How Do I Make a Custom Dataset for Image Segmentation?

Max_Smith · July 16, 2020, 10:11pm

Hi, spent the last couple hours researching this to no avail. I’m trying to import both my testing images and my overlay masks into pytorch as one dataset.

My folders look like this

All testing images-
-Video1
-image1.png
-image2.png
-image3.png
-Video2
-image1.png
-image2.png
-image3.png
-Video3
-image1.png
-image2.png
-image3.png
-Video4
-image1.png
-image2.png
-image3.png

All labels-
-Video1
-image1.png
-image2.png
-image3.png
-Video2
-image1.png
-image2.png
-image3.png
-Video3
-image1.png
-image2.png
-image3.png
-Video4
-image1.png
-image2.png
-image3.png

How can I make a dataset? I already read the offical pytorch tutorial but that one uses a csv file as the labels but this time I have actual images as labels. Please help thanks.

Alex_Dima · July 17, 2020, 12:31am

Hello!I am quite new in pytorch and recently had to deal with sth like that. I am not sure if I understand your issue very well, but this is how I made my dataset:

#get all image and mask paths
image_paths = glob.glob("C:\\Users\\...\\data\\img\\*.jpg")
mask_paths = glob.glob("C:\\Users\\...\\data\\msk\\*.jpg")

#split paths
len_images = len(image_paths)
print(len_images)
train_size = 0.6

train_image_paths = image_paths [:int(len_images*train_size)]
test_image_paths = image_paths[int(len_images*train_size):]

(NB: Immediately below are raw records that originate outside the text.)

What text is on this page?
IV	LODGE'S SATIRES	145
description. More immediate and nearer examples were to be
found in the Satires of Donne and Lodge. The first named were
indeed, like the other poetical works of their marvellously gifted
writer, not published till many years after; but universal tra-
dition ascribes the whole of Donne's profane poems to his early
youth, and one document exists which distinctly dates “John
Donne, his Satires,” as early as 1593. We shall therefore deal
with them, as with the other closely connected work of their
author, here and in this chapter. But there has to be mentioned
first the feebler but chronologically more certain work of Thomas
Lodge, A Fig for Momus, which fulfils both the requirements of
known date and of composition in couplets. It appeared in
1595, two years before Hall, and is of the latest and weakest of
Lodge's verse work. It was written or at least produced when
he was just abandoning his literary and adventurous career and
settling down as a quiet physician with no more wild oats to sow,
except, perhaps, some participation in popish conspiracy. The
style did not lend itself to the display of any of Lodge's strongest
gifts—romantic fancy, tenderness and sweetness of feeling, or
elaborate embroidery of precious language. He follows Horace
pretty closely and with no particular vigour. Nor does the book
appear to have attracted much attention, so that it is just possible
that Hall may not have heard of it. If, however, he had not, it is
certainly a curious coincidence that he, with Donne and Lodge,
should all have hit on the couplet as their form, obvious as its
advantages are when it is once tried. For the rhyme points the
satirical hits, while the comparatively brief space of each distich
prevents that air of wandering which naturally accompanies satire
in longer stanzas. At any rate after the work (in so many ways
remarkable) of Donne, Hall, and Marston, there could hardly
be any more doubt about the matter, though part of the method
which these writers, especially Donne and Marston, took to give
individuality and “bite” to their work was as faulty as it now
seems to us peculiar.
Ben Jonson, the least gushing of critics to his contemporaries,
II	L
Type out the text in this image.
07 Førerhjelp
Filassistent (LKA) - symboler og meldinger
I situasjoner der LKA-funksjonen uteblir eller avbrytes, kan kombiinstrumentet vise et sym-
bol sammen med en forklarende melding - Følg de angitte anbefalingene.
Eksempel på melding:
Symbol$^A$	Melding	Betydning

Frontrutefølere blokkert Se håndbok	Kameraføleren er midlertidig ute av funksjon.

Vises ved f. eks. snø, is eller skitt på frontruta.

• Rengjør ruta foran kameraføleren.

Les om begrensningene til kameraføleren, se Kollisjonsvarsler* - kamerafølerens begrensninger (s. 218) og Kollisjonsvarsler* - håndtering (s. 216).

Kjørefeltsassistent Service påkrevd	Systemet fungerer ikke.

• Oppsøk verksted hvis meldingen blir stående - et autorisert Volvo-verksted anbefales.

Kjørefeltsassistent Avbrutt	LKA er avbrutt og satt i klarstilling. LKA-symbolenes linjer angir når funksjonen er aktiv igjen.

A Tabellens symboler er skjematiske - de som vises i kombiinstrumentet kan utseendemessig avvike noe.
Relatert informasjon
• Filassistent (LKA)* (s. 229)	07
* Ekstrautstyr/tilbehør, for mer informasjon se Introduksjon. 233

train_mask_paths = mask_paths [:int(len_images*train_size)]
test_mask_paths = mask_paths[int(len_images*train_size):]

#custom dataset class

class image_dataset(Dataset):
    def __init__(self, images, masks, train=True):
        self.images = images
        self.masks = masks
      
    def __getitem__(self, idx):
        image = Image.open(self.images[idx])
        mask = Image.open(self.masks[idx])        
        return image,mask
        
    def __len__(self):
        return len(self.images)

In my case I only have the pictures and masks in one folder each, but I suppose there is a workaround for the subfolders. I hope this will be of help and not more confusing!Good luck!